Лиза Акуличева потом сказала, что на мне лица не было. Надо сказать, что главная героиня Кислицына в ее исполнении выглядела достойно – были в ней и тонкость, и объем, и нерв. Бруно Артурович Фрейндлих филигранно, с массой точных приспособлений, вел линию им задуманной роли. И вообще в спектакле были волнующие минуты, не так уж все безоговорочно мне не нравилось. Два народных и пять заслуженных артистов все-таки знали свое дело. Но в постановочном смысле он был отмечен печатью какой-то особенной сусальной неправды, которая сопровождает «блокадную тему» в искусстве и которая, как назло, бывает тем заметнее, чем выше исполнительское мастерство.

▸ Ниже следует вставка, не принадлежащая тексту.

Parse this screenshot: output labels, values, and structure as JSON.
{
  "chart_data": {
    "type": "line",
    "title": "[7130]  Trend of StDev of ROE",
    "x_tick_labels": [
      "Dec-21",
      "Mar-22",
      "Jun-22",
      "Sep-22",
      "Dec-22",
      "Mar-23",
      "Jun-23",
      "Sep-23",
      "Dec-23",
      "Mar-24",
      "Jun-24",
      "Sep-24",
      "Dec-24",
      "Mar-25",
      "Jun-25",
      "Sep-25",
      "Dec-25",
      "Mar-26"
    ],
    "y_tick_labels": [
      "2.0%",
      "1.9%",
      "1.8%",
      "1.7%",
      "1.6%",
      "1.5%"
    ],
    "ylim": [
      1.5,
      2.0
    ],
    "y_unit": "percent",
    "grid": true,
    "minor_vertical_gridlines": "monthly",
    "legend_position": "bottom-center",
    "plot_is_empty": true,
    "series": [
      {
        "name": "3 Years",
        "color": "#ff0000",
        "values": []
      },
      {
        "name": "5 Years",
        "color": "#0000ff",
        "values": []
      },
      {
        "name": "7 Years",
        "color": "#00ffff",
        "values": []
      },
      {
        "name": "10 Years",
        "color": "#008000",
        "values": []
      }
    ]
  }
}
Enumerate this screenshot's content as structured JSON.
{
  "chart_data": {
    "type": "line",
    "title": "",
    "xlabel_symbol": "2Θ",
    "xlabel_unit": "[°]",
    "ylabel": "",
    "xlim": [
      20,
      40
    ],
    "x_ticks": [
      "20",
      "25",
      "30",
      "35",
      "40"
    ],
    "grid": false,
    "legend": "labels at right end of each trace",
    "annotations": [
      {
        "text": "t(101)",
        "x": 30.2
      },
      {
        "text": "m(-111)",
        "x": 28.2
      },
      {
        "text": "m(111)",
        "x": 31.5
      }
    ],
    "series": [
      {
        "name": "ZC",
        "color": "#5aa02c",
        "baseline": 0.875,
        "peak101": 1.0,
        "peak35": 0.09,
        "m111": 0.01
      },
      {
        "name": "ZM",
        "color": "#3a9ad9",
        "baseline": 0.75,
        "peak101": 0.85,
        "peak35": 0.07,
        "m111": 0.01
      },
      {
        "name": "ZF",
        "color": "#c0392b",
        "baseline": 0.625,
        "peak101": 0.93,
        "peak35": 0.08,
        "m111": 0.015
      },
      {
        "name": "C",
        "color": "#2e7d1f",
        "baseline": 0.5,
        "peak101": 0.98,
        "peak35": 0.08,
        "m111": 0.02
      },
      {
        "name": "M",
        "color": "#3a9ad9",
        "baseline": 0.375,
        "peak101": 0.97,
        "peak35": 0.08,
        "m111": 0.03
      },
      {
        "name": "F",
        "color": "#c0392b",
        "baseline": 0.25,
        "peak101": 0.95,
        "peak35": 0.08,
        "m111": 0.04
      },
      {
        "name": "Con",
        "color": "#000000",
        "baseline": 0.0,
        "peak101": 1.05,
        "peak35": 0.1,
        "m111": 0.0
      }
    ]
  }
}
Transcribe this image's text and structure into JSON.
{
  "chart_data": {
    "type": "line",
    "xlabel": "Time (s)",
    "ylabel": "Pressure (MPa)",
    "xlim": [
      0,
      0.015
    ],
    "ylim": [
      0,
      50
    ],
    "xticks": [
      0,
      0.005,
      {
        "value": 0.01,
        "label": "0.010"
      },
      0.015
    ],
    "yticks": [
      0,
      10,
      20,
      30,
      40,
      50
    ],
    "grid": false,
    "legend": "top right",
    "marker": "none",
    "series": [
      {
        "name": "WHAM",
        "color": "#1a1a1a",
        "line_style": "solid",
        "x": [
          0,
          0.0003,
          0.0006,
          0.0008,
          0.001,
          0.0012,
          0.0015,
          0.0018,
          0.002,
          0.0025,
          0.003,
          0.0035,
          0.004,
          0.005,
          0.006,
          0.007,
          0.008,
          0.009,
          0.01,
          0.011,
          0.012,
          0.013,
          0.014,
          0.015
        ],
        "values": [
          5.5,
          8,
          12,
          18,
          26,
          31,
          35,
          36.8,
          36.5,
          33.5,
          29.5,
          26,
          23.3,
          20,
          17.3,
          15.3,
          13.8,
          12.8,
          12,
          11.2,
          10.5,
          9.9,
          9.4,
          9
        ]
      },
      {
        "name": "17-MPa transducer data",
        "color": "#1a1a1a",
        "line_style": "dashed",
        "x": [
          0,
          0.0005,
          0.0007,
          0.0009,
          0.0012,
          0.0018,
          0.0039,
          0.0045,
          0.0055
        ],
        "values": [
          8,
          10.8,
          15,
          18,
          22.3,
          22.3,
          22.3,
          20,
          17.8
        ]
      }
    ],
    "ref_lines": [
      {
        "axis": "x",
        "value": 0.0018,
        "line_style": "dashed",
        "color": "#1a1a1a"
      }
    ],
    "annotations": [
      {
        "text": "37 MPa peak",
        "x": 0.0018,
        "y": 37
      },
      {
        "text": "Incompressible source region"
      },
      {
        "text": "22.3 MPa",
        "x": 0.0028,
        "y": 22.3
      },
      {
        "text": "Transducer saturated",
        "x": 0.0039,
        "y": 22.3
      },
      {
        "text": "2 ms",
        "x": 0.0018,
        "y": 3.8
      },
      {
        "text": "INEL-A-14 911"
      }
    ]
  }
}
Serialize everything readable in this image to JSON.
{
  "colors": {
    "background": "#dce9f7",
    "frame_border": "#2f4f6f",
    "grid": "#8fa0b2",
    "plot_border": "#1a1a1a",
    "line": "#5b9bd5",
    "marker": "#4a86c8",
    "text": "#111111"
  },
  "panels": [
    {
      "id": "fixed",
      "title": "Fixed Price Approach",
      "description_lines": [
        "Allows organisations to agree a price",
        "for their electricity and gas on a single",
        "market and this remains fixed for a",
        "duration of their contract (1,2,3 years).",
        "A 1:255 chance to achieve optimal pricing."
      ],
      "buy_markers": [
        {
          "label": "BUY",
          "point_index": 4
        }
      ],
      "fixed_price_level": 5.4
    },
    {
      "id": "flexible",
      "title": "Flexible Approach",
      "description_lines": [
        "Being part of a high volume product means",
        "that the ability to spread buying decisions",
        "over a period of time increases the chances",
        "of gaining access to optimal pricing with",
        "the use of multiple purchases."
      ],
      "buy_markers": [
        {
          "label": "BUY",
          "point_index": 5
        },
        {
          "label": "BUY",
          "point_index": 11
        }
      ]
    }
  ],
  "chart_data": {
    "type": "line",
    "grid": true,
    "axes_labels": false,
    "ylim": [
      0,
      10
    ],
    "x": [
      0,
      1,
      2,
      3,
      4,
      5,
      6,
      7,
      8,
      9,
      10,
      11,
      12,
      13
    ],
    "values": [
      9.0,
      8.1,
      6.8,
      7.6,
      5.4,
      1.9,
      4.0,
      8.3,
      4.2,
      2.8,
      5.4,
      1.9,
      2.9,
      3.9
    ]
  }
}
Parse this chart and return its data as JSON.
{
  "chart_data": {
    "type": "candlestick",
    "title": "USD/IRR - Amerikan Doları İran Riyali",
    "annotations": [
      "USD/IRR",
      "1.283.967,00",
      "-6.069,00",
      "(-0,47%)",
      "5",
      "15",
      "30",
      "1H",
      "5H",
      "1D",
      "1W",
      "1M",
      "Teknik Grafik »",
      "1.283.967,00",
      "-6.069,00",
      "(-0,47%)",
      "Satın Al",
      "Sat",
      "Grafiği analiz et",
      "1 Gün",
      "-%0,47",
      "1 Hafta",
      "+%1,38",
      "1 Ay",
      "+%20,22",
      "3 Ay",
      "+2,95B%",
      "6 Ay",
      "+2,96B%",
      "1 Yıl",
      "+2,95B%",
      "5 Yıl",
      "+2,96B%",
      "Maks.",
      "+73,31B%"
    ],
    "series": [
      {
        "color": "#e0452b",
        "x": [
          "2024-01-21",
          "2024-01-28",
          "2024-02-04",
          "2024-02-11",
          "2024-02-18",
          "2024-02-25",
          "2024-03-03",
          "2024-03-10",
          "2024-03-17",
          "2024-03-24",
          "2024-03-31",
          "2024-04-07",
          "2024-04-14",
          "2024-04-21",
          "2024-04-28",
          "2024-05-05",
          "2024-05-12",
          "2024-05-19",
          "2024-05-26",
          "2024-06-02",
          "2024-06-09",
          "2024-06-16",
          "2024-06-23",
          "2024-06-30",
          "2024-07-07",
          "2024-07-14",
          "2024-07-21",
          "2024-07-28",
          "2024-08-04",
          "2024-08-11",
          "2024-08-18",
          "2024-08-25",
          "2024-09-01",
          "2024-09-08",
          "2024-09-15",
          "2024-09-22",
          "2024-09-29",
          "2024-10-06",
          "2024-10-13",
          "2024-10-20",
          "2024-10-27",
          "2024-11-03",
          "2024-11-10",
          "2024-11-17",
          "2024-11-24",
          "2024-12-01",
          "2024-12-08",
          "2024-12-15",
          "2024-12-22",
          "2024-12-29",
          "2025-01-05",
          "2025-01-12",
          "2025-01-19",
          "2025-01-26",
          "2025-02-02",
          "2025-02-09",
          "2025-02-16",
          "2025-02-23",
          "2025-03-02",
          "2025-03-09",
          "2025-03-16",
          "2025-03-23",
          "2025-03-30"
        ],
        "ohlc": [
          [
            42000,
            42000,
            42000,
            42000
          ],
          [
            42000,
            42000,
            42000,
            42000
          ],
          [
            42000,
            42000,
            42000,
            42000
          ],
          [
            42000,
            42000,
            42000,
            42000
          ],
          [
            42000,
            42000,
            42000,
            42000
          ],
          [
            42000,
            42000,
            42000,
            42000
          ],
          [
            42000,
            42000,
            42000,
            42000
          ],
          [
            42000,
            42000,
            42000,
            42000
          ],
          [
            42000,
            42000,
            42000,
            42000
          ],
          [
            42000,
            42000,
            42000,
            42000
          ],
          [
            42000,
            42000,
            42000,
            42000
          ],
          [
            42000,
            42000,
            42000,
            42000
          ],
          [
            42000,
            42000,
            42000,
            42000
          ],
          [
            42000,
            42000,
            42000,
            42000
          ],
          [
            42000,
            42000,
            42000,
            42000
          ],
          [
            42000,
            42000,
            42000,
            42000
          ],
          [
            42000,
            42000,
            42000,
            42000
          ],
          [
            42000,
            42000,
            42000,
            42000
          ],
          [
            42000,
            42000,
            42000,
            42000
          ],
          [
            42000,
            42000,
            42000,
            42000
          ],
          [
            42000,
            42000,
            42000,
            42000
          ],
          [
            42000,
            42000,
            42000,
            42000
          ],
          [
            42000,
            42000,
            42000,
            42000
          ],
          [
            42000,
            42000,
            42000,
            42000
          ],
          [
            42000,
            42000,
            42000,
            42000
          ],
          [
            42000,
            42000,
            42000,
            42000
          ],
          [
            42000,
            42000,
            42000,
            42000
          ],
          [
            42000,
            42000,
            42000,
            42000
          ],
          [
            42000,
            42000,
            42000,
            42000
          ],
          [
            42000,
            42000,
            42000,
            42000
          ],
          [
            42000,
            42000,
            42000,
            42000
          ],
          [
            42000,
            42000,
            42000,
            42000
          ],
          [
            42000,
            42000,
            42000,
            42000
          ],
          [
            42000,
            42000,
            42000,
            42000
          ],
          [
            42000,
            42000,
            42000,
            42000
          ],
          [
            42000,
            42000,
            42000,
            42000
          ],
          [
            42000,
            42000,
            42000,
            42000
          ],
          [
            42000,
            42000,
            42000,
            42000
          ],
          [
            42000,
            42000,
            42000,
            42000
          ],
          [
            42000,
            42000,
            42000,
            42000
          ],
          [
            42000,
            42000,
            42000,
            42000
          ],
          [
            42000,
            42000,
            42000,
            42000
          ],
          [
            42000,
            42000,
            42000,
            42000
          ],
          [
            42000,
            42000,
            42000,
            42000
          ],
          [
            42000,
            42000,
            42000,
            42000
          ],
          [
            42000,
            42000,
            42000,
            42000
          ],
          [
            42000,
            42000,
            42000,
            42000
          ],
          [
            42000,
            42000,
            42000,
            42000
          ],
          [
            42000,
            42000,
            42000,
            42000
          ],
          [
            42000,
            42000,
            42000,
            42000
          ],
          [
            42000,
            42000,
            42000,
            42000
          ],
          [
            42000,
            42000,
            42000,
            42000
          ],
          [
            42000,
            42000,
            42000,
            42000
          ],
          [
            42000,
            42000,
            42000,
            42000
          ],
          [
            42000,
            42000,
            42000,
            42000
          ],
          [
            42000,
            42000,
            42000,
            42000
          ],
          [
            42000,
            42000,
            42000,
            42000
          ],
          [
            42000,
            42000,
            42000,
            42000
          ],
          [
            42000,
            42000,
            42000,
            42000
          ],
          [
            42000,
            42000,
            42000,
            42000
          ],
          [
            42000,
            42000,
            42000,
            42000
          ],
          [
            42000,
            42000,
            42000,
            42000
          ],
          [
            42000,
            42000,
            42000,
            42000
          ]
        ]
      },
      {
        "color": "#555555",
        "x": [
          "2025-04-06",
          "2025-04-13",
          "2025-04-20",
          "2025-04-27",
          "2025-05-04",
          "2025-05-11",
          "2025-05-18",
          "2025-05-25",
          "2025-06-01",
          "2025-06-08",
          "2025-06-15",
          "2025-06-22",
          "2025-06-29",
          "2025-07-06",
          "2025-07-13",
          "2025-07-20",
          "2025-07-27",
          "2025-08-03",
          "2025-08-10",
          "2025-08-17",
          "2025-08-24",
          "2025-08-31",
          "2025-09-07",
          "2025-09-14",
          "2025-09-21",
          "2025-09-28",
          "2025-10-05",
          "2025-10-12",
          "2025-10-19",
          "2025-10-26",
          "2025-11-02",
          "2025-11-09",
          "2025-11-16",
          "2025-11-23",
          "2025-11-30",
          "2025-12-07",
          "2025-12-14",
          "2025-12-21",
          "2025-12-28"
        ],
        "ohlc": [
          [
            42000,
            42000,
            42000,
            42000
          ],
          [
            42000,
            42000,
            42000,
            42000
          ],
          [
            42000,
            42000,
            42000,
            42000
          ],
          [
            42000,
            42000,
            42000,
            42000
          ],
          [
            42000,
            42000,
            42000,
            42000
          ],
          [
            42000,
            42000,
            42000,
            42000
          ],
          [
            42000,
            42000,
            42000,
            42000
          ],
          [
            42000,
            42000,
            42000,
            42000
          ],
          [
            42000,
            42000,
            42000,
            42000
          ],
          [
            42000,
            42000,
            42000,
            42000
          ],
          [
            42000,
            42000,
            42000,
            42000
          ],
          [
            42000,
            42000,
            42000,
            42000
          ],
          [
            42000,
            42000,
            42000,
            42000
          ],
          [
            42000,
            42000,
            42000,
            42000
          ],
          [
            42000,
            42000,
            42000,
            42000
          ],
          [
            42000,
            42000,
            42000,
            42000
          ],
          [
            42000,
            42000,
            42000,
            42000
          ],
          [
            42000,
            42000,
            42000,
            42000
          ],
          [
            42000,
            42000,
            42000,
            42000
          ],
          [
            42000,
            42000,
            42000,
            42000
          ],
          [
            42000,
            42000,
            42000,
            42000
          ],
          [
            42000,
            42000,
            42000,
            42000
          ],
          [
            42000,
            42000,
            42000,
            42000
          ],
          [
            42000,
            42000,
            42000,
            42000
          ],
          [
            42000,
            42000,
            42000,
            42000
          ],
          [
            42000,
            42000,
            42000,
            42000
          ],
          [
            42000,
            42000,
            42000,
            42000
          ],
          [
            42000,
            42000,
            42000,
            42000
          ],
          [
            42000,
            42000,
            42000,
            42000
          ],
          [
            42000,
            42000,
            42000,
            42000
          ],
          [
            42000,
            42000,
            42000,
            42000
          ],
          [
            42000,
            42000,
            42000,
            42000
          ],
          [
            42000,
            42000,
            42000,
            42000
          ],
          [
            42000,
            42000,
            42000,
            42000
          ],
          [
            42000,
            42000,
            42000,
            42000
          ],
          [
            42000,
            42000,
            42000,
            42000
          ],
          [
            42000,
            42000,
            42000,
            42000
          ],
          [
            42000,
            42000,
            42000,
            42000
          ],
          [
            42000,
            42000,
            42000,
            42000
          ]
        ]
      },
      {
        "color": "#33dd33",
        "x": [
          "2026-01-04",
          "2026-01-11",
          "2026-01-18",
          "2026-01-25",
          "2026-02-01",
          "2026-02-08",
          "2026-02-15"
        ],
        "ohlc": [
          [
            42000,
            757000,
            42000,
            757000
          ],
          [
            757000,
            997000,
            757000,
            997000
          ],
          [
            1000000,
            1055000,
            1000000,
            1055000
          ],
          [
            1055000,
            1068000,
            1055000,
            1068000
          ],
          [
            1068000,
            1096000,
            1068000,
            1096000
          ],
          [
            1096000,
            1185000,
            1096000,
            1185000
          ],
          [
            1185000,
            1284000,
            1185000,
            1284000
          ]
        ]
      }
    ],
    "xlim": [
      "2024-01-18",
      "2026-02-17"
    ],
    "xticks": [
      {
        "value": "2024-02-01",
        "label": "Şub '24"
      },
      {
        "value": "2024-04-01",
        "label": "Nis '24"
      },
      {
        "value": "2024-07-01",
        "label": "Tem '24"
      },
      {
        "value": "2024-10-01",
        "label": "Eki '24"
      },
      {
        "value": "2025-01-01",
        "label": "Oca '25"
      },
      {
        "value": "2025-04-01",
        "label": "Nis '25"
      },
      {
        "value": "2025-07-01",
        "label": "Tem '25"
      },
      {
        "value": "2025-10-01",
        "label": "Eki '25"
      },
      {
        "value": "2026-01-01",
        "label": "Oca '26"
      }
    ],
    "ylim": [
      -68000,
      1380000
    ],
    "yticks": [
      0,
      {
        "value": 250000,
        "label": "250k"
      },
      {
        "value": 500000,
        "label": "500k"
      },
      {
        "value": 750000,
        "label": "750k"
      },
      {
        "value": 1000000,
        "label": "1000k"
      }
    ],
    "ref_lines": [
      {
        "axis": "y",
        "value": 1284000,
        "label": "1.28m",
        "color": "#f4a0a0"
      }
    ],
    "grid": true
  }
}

У режиссера, судя по всему, не было внутренней необходимости расходоваться на заданную тему. Но его тоже можно понять. Николаю Шейко, очередному режиссеру Александринки, ничего не оставалось делать, как взять нужную театру пьесу, пролежавшую здесь три года, и добросовестно следовать указаниям художественного руководителя, не спускавшего глаз со смольнинской «вертушки». Спектакль встраивался в идейно-художественную программу театра, уже много лет прямо на своем пороге встречавшего зрителей идеологическими зуботычинами типа «Все остается людям!» и «Я отвечаю за все!» Думать в таком театре – и зрителю и актеру – было вовсе не обязательно. Ну, а чего я от него ждал? Разве не знал, что он давно уже выпал из серьезного театрального процесса, живет по особым правилам, критике не подлежит? Я не учел тогда, что моя пьеса дает возможность для разных ее толкований, надо лишь слегка пройтись с карандашом по тексту, как говорится, переакцентировать. Я еще недоумевал: почему она пользуется таким успехом в министерских кабинетах, подхвачена театрами, Всесоюзным агентством по авторским правам. А просто в ней каждый читал то, что хотел.